SELECT * FROM session_roles;

The following shows the output:

 

ROLE

———

SUPER

 

Oracle DROP USER

Introduction to Oracle DROP USER statement

The DROP USER statement allows you to delete a user from the Oracle Database. If the user has schema objects, the DROP USER statement can also remove all the user’s schema objects along side the user.

The following illustrates the essential syntax of the DROP USER statement:

DROP USER username [CASCADE];

In this syntax, you would like to specify the user that you simply want to drop after the DROP USER keywords.

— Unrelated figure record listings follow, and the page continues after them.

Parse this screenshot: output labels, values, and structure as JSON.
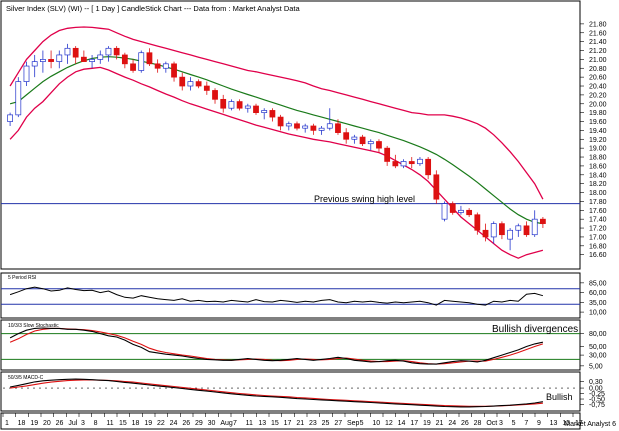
{
  "header": {
    "title": "Silver Index (SLV) (WI) -- [ 1 Day ] CandleStick Chart --- Data from : Market Analyst Data"
  },
  "footer": {
    "brand": "Market Analyst 6"
  },
  "colors": {
    "bollinger": "#e0004a",
    "ma": "#1a7a1a",
    "up_fill": "#ffffff",
    "up_edge": "#2233cc",
    "down": "#dd1111",
    "hline": "#2233aa",
    "osc_black": "#000000",
    "osc_red": "#dd1111",
    "rsi": "#000000"
  },
  "chart_data": [
    {
      "name": "price",
      "type": "candlestick",
      "title": "Silver Index (SLV) (WI) -- [ 1 Day ] CandleStick Chart --- Data from : Market Analyst Data",
      "ylim": [
        16.3,
        22.0
      ],
      "y_ticks": [
        "21.80",
        "21.60",
        "21.40",
        "21.20",
        "21.00",
        "20.80",
        "20.60",
        "20.40",
        "20.20",
        "20.00",
        "19.80",
        "19.60",
        "19.40",
        "19.20",
        "19.00",
        "18.80",
        "18.60",
        "18.40",
        "18.20",
        "18.00",
        "17.80",
        "17.60",
        "17.40",
        "17.20",
        "17.00",
        "16.80",
        "16.60"
      ],
      "x_labels": [
        "1",
        "18",
        "19",
        "20",
        "26",
        "Jul",
        "3",
        "8",
        "11",
        "15",
        "18",
        "19",
        "22",
        "24",
        "26",
        "29",
        "30",
        "Aug",
        "7",
        "11",
        "13",
        "15",
        "17",
        "21",
        "23",
        "25",
        "27",
        "Sep",
        "5",
        "10",
        "12",
        "14",
        "17",
        "19",
        "21",
        "24",
        "26",
        "28",
        "Oct",
        "3",
        "5",
        "7",
        "9",
        "13",
        "15",
        "17"
      ],
      "annotation": {
        "text": "Previous swing high level",
        "level": 17.75
      },
      "ohlc": [
        [
          19.6,
          19.8,
          19.5,
          19.75
        ],
        [
          19.75,
          20.6,
          19.7,
          20.5
        ],
        [
          20.5,
          20.95,
          20.4,
          20.85
        ],
        [
          20.85,
          21.1,
          20.6,
          20.95
        ],
        [
          20.95,
          21.2,
          20.7,
          21.0
        ],
        [
          21.0,
          21.2,
          20.8,
          20.95
        ],
        [
          20.95,
          21.2,
          20.8,
          21.1
        ],
        [
          21.1,
          21.35,
          20.9,
          21.25
        ],
        [
          21.25,
          21.3,
          20.9,
          21.05
        ],
        [
          21.05,
          21.2,
          20.95,
          20.95
        ],
        [
          20.95,
          21.1,
          20.8,
          21.0
        ],
        [
          21.0,
          21.2,
          20.9,
          21.1
        ],
        [
          21.1,
          21.3,
          20.95,
          21.25
        ],
        [
          21.25,
          21.3,
          21.0,
          21.1
        ],
        [
          21.1,
          21.15,
          20.8,
          20.9
        ],
        [
          20.9,
          21.0,
          20.7,
          20.75
        ],
        [
          20.75,
          21.2,
          20.7,
          21.15
        ],
        [
          21.15,
          21.25,
          20.85,
          20.9
        ],
        [
          20.9,
          21.0,
          20.7,
          20.8
        ],
        [
          20.8,
          20.95,
          20.7,
          20.9
        ],
        [
          20.9,
          20.95,
          20.5,
          20.6
        ],
        [
          20.6,
          20.7,
          20.3,
          20.4
        ],
        [
          20.4,
          20.6,
          20.3,
          20.5
        ],
        [
          20.5,
          20.55,
          20.35,
          20.4
        ],
        [
          20.4,
          20.5,
          20.2,
          20.3
        ],
        [
          20.3,
          20.35,
          20.0,
          20.1
        ],
        [
          20.1,
          20.2,
          19.8,
          19.9
        ],
        [
          19.9,
          20.1,
          19.85,
          20.05
        ],
        [
          20.05,
          20.1,
          19.85,
          19.9
        ],
        [
          19.9,
          20.0,
          19.8,
          19.95
        ],
        [
          19.95,
          20.0,
          19.75,
          19.8
        ],
        [
          19.8,
          19.9,
          19.65,
          19.85
        ],
        [
          19.85,
          19.9,
          19.6,
          19.7
        ],
        [
          19.7,
          19.75,
          19.4,
          19.5
        ],
        [
          19.5,
          19.6,
          19.4,
          19.55
        ],
        [
          19.55,
          19.6,
          19.4,
          19.45
        ],
        [
          19.45,
          19.55,
          19.35,
          19.5
        ],
        [
          19.5,
          19.55,
          19.3,
          19.4
        ],
        [
          19.4,
          19.5,
          19.3,
          19.45
        ],
        [
          19.45,
          19.9,
          19.4,
          19.55
        ],
        [
          19.55,
          19.65,
          19.3,
          19.35
        ],
        [
          19.35,
          19.45,
          19.1,
          19.2
        ],
        [
          19.2,
          19.3,
          19.1,
          19.25
        ],
        [
          19.25,
          19.3,
          19.05,
          19.1
        ],
        [
          19.1,
          19.2,
          18.95,
          19.15
        ],
        [
          19.15,
          19.2,
          18.9,
          19.0
        ],
        [
          19.0,
          19.05,
          18.6,
          18.7
        ],
        [
          18.7,
          18.85,
          18.55,
          18.6
        ],
        [
          18.6,
          18.75,
          18.55,
          18.7
        ],
        [
          18.7,
          18.8,
          18.55,
          18.65
        ],
        [
          18.65,
          18.8,
          18.6,
          18.75
        ],
        [
          18.75,
          18.8,
          18.3,
          18.4
        ],
        [
          18.4,
          18.5,
          17.75,
          17.85
        ],
        [
          17.4,
          17.8,
          17.35,
          17.75
        ],
        [
          17.75,
          17.8,
          17.5,
          17.55
        ],
        [
          17.55,
          17.7,
          17.5,
          17.6
        ],
        [
          17.6,
          17.65,
          17.45,
          17.5
        ],
        [
          17.5,
          17.55,
          17.05,
          17.15
        ],
        [
          17.15,
          17.3,
          16.9,
          17.0
        ],
        [
          17.0,
          17.35,
          16.85,
          17.3
        ],
        [
          17.3,
          17.35,
          16.95,
          17.05
        ],
        [
          16.95,
          17.2,
          16.7,
          17.15
        ],
        [
          17.15,
          17.3,
          17.0,
          17.25
        ],
        [
          17.25,
          17.35,
          17.0,
          17.05
        ],
        [
          17.05,
          17.6,
          17.0,
          17.4
        ],
        [
          17.4,
          17.45,
          17.2,
          17.3
        ]
      ],
      "ma": [
        20.0,
        20.05,
        20.2,
        20.35,
        20.5,
        20.62,
        20.72,
        20.82,
        20.9,
        20.97,
        21.02,
        21.05,
        21.06,
        21.05,
        21.03,
        21.0,
        20.96,
        20.92,
        20.88,
        20.83,
        20.78,
        20.72,
        20.66,
        20.6,
        20.54,
        20.47,
        20.4,
        20.33,
        20.27,
        20.21,
        20.15,
        20.09,
        20.03,
        19.97,
        19.91,
        19.85,
        19.8,
        19.75,
        19.7,
        19.65,
        19.6,
        19.55,
        19.5,
        19.45,
        19.4,
        19.35,
        19.29,
        19.23,
        19.17,
        19.1,
        19.03,
        18.95,
        18.86,
        18.75,
        18.63,
        18.5,
        18.37,
        18.23,
        18.08,
        17.93,
        17.78,
        17.63,
        17.5,
        17.4,
        17.33,
        17.3
      ],
      "bb_upper": [
        20.4,
        20.7,
        21.0,
        21.2,
        21.4,
        21.55,
        21.65,
        21.7,
        21.72,
        21.73,
        21.72,
        21.7,
        21.68,
        21.6,
        21.52,
        21.45,
        21.4,
        21.35,
        21.3,
        21.25,
        21.2,
        21.15,
        21.1,
        21.05,
        21.0,
        20.95,
        20.9,
        20.85,
        20.8,
        20.75,
        20.72,
        20.68,
        20.64,
        20.6,
        20.56,
        20.52,
        20.47,
        20.4,
        20.34,
        20.3,
        20.25,
        20.2,
        20.15,
        20.1,
        20.05,
        20.0,
        19.95,
        19.9,
        19.85,
        19.8,
        19.78,
        19.75,
        19.75,
        19.75,
        19.72,
        19.68,
        19.62,
        19.55,
        19.45,
        19.3,
        19.12,
        18.92,
        18.7,
        18.45,
        18.2,
        17.85
      ],
      "bb_lower": [
        19.2,
        19.4,
        19.7,
        19.9,
        20.05,
        20.25,
        20.45,
        20.6,
        20.72,
        20.78,
        20.8,
        20.82,
        20.76,
        20.68,
        20.6,
        20.53,
        20.45,
        20.38,
        20.3,
        20.22,
        20.15,
        20.07,
        20.0,
        19.94,
        19.88,
        19.82,
        19.76,
        19.7,
        19.64,
        19.58,
        19.52,
        19.47,
        19.42,
        19.37,
        19.32,
        19.28,
        19.24,
        19.2,
        19.17,
        19.14,
        19.1,
        19.06,
        19.02,
        18.98,
        18.94,
        18.9,
        18.82,
        18.72,
        18.62,
        18.52,
        18.4,
        18.25,
        18.05,
        17.85,
        17.65,
        17.45,
        17.3,
        17.15,
        17.0,
        16.85,
        16.7,
        16.6,
        16.52,
        16.6,
        16.65,
        16.7
      ]
    },
    {
      "name": "rsi",
      "type": "line",
      "title": "5 Period RSI",
      "ylim": [
        0,
        100
      ],
      "y_ticks": [
        "85,00",
        "60,00",
        "35,00",
        "10,00"
      ],
      "levels": [
        70,
        30
      ],
      "values": [
        55,
        62,
        70,
        74,
        70,
        64,
        66,
        72,
        68,
        65,
        66,
        60,
        64,
        55,
        48,
        46,
        52,
        48,
        44,
        42,
        40,
        44,
        38,
        40,
        37,
        38,
        36,
        40,
        38,
        36,
        42,
        37,
        36,
        40,
        38,
        35,
        38,
        36,
        40,
        42,
        36,
        34,
        38,
        36,
        38,
        35,
        33,
        36,
        34,
        36,
        38,
        34,
        28,
        40,
        38,
        36,
        34,
        30,
        28,
        38,
        36,
        40,
        38,
        56,
        58,
        52
      ]
    },
    {
      "name": "stochastic",
      "type": "line",
      "title": "10/3/3 Slow Stochastic",
      "ylim": [
        0,
        100
      ],
      "y_ticks": [
        "80,00",
        "50,00",
        "30,00",
        "5,00"
      ],
      "levels": [
        80,
        20
      ],
      "annotation": "Bullish divergences",
      "series": [
        {
          "name": "%K",
          "values": [
            70,
            80,
            88,
            92,
            93,
            92,
            92,
            90,
            90,
            88,
            85,
            80,
            75,
            72,
            65,
            55,
            48,
            38,
            35,
            32,
            30,
            28,
            25,
            22,
            20,
            19,
            18,
            18,
            20,
            22,
            20,
            18,
            17,
            18,
            20,
            22,
            20,
            18,
            20,
            22,
            25,
            22,
            18,
            16,
            14,
            15,
            17,
            18,
            16,
            12,
            10,
            9,
            9,
            12,
            15,
            17,
            16,
            14,
            18,
            24,
            30,
            36,
            42,
            50,
            56,
            60
          ]
        },
        {
          "name": "%D",
          "values": [
            60,
            68,
            78,
            86,
            90,
            92,
            92,
            91,
            90,
            89,
            87,
            84,
            80,
            76,
            70,
            62,
            55,
            46,
            40,
            36,
            33,
            30,
            28,
            25,
            22,
            20,
            19,
            18,
            19,
            20,
            21,
            20,
            18,
            17,
            18,
            20,
            21,
            20,
            19,
            20,
            22,
            23,
            21,
            18,
            16,
            15,
            15,
            16,
            17,
            15,
            12,
            10,
            9,
            10,
            12,
            14,
            16,
            16,
            16,
            20,
            25,
            30,
            36,
            43,
            50,
            56
          ]
        }
      ]
    },
    {
      "name": "macd",
      "type": "line",
      "title": "50/3/5 MACD-C",
      "ylim": [
        -1.0,
        0.55
      ],
      "y_ticks": [
        "0,30",
        "0,00",
        "-0,25",
        "-0,50",
        "-0,75"
      ],
      "annotation": "Bullish",
      "series": [
        {
          "name": "MACD",
          "values": [
            0.05,
            0.12,
            0.2,
            0.28,
            0.33,
            0.36,
            0.38,
            0.4,
            0.41,
            0.4,
            0.38,
            0.36,
            0.34,
            0.3,
            0.26,
            0.22,
            0.18,
            0.14,
            0.1,
            0.06,
            0.02,
            -0.02,
            -0.06,
            -0.1,
            -0.14,
            -0.18,
            -0.22,
            -0.26,
            -0.3,
            -0.33,
            -0.36,
            -0.38,
            -0.4,
            -0.42,
            -0.45,
            -0.48,
            -0.5,
            -0.52,
            -0.54,
            -0.56,
            -0.58,
            -0.6,
            -0.62,
            -0.64,
            -0.66,
            -0.68,
            -0.7,
            -0.72,
            -0.74,
            -0.76,
            -0.78,
            -0.8,
            -0.82,
            -0.84,
            -0.85,
            -0.86,
            -0.86,
            -0.85,
            -0.84,
            -0.82,
            -0.8,
            -0.78,
            -0.75,
            -0.72,
            -0.68,
            -0.62
          ]
        },
        {
          "name": "Signal",
          "values": [
            0.0,
            0.05,
            0.1,
            0.16,
            0.22,
            0.27,
            0.31,
            0.34,
            0.36,
            0.37,
            0.37,
            0.36,
            0.35,
            0.33,
            0.3,
            0.27,
            0.23,
            0.19,
            0.15,
            0.11,
            0.07,
            0.03,
            -0.01,
            -0.05,
            -0.09,
            -0.13,
            -0.17,
            -0.21,
            -0.25,
            -0.28,
            -0.31,
            -0.34,
            -0.36,
            -0.38,
            -0.4,
            -0.43,
            -0.45,
            -0.47,
            -0.5,
            -0.52,
            -0.54,
            -0.56,
            -0.58,
            -0.6,
            -0.62,
            -0.64,
            -0.66,
            -0.68,
            -0.7,
            -0.72,
            -0.74,
            -0.76,
            -0.78,
            -0.8,
            -0.81,
            -0.82,
            -0.83,
            -0.83,
            -0.83,
            -0.82,
            -0.81,
            -0.79,
            -0.77,
            -0.75,
            -0.72,
            -0.69
          ]
        }
      ]
    }
  ]
}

If the user whose schemas contain objects like views and tables, you would like to delete all schema objects of the user first then drop the user.

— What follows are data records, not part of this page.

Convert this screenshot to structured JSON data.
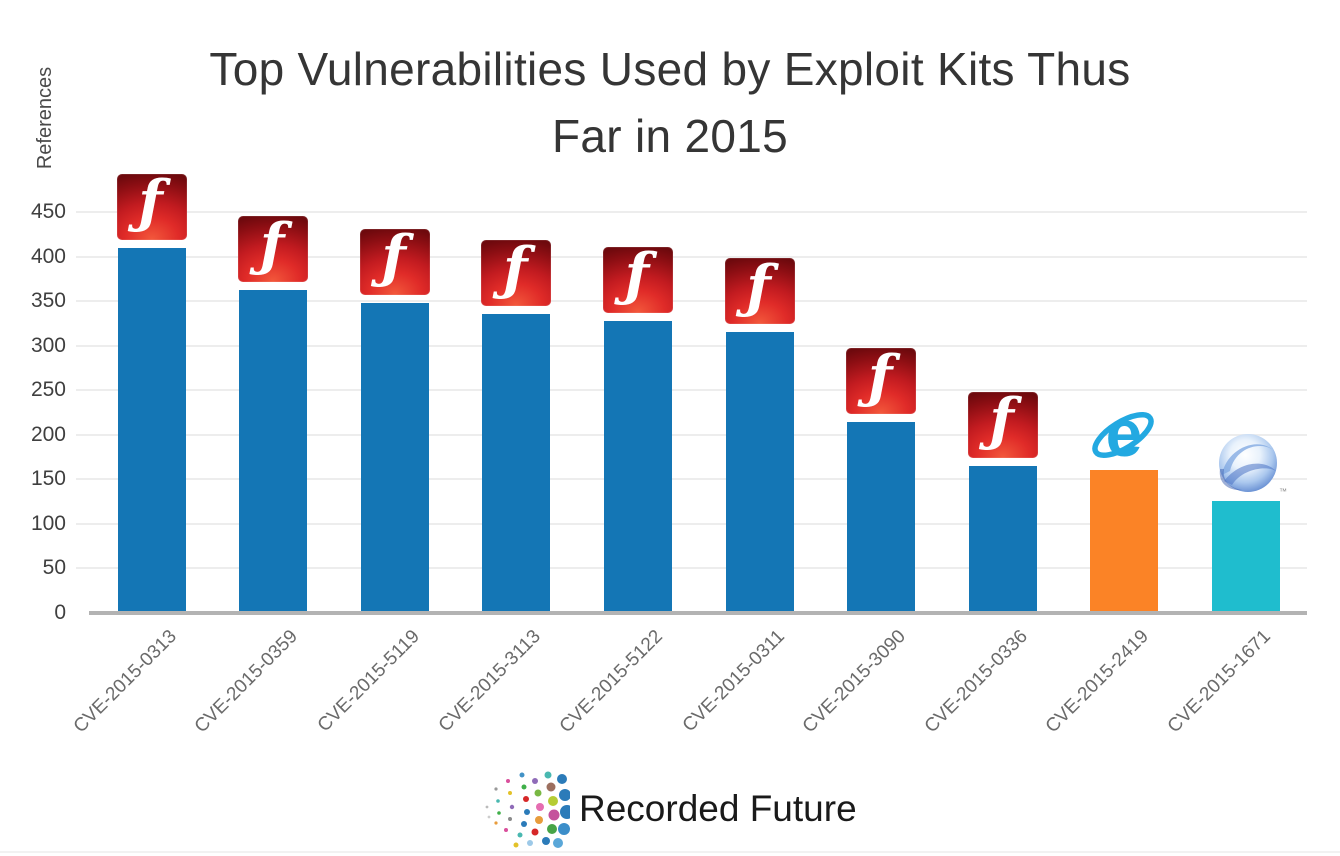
{
  "title": {
    "lines": [
      "Top Vulnerabilities Used by Exploit Kits Thus",
      "Far in 2015"
    ]
  },
  "chart_data": {
    "type": "bar",
    "title": "Top Vulnerabilities Used by Exploit Kits Thus Far in 2015",
    "xlabel": "",
    "ylabel": "References",
    "ylim": [
      0,
      475
    ],
    "yticks": [
      0,
      50,
      100,
      150,
      200,
      250,
      300,
      350,
      400,
      450
    ],
    "grid": true,
    "legend": "none",
    "categories": [
      "CVE-2015-0313",
      "CVE-2015-0359",
      "CVE-2015-5119",
      "CVE-2015-3113",
      "CVE-2015-5122",
      "CVE-2015-0311",
      "CVE-2015-3090",
      "CVE-2015-0336",
      "CVE-2015-2419",
      "CVE-2015-1671"
    ],
    "values": [
      410,
      362,
      348,
      335,
      328,
      315,
      214,
      165,
      160,
      126
    ],
    "bar_colors": [
      "#1476b5",
      "#1476b5",
      "#1476b5",
      "#1476b5",
      "#1476b5",
      "#1476b5",
      "#1476b5",
      "#1476b5",
      "#fb8326",
      "#1fbdce"
    ],
    "icons": [
      "flash",
      "flash",
      "flash",
      "flash",
      "flash",
      "flash",
      "flash",
      "flash",
      "internet_explorer",
      "silverlight"
    ]
  },
  "icon_defs": {
    "flash": {
      "name": "flash-icon",
      "glyph": "ƒ"
    },
    "internet_explorer": {
      "name": "internet-explorer-icon",
      "glyph": "e"
    },
    "silverlight": {
      "name": "silverlight-icon"
    }
  },
  "colors": {
    "bar_blue": "#1476b5",
    "bar_orange": "#fb8326",
    "bar_teal": "#1fbdce",
    "gridline": "#ededed",
    "axis_line": "#b3b3b3",
    "y_tick_text": "#3f3f3f",
    "x_tick_text": "#6a6a6a",
    "title_text": "#353535",
    "ylabel_text": "#4a4a4a",
    "flash_red_bright": "#e02b28",
    "flash_red_dark": "#6e090d",
    "ie_blue": "#23a9e1",
    "silverlight_blue": "#5e87cf",
    "brand_text": "#1a1a1a"
  },
  "footer": {
    "brand": "Recorded Future"
  }
}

Deleting all schema objects of the users first before removing the user is sort of tedious. Therefore, Oracle provides you with the CASCADE option.

If you specify the CASCADE option, Oracle will remove all schema objects of the user before deleting the user.

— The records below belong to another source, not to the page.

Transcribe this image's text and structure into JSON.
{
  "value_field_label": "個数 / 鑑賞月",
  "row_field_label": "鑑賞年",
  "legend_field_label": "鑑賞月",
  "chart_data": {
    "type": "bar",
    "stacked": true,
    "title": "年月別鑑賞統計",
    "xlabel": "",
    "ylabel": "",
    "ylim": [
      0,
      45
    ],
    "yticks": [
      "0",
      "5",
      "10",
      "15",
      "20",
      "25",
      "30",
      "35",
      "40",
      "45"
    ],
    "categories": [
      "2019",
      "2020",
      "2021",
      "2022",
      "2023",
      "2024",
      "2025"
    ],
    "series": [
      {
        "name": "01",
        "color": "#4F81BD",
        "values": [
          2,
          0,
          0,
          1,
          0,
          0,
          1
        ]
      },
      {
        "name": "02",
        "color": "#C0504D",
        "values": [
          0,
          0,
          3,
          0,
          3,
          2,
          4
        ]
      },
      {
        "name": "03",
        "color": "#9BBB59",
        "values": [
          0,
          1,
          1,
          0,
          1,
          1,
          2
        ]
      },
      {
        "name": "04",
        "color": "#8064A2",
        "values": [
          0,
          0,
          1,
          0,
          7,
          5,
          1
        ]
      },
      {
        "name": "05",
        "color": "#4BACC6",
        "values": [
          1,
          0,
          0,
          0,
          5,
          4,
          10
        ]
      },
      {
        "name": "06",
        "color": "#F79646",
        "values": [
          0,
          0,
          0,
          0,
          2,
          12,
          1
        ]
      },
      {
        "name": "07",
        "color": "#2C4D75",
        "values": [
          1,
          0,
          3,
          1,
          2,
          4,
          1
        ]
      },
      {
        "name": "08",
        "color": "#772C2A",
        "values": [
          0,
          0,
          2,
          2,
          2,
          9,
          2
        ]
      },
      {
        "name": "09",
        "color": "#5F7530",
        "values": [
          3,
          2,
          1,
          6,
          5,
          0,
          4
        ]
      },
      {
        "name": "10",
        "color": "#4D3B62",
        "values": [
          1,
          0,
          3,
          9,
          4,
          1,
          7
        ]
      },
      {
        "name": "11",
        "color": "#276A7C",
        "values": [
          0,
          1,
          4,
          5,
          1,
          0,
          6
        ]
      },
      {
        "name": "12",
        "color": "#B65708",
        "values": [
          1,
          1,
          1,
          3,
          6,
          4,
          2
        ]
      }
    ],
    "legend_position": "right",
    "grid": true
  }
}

If the schema objects of the dropped user are referenced by objects in other schemas, Oracle will invalidate these objects after deleting the user.

If a table of the dropped user is referenced by materialized views in other schemas, Oracle won’t drop these materialized views. However, the materialized views can not be refreshed because the bottom table doesn’t exist anymore.

Note that Oracle doesn’t drop roles created by the user even after it deletes the user.

Notice that if you plan to delete the user SYS or SYSTEM, your database will corrupt.

Oracle DROP USER statement examples

Let’s take some samples of removing a user from the database.

1) Using Oracle DROP USER to get rid of a user that has no schema object

First, log in to the Oracle database using the user ot using SQL*Plus:

Enter user-name: ot@pdborcl

Enter password:

Second, create a replacement user called foo:

CREATE USER foo IDENTIFIED BY abcd1234;

Third, drop the user foo using the DROP USER statement:

 

DROP USER foo;

You should see the subsequent message:

User dropped.

Because the user foo has no schema objects, you’ll delete it without specifying the CASCADE option.

2) Using Oracle DROP USER to delete a user that has schema objects

First, create a replacement user called bar and grant the CREATE SESSION and make TABLE system privileges to the user:

CREATE USER bar

IDENTIFIED BY abcd1234

QUOTA 5m ON users;

 

GRANT

CREATE SESSION,

CREATE TABLE

TO bar;

Second, use the user bar to log in to the Oracle database:

Enter user-name: bar@pdborcl

Enter password:

Third, create a replacement table named t1 within the bar user’s schema:

CREATE TABLE t1(

id NUMBER PRIMARY KEY,

v VARCHAR2(100) NOT NULL

);

 

INSERT INTO t1(id,v)

VALUES(1,’A’);

Fourth, return to the session of the user ot and drop user bar:

DROP USER bar;

Oracle issued the subsequent error:

ORA-01940: cannot drop a user that’s currently connected

Fifth, end the user bar’s session first using the exit command:

exit

And issue the DROP USER statement again within the user ot session:

DROP USER bar;

Oracle issued the subsequent message:

ORA-01922: CASCADE must be specified to drop ‘BAR’

You could not delete the user bar without specifying CASCADE because the user bar has the table t1 as a schema object.

Seventh, use the DROP USER statement with CASCADE choice to delete the user bar:

DROP USER bar CASCADE;

Oracle could delete the user bar and also the table t1.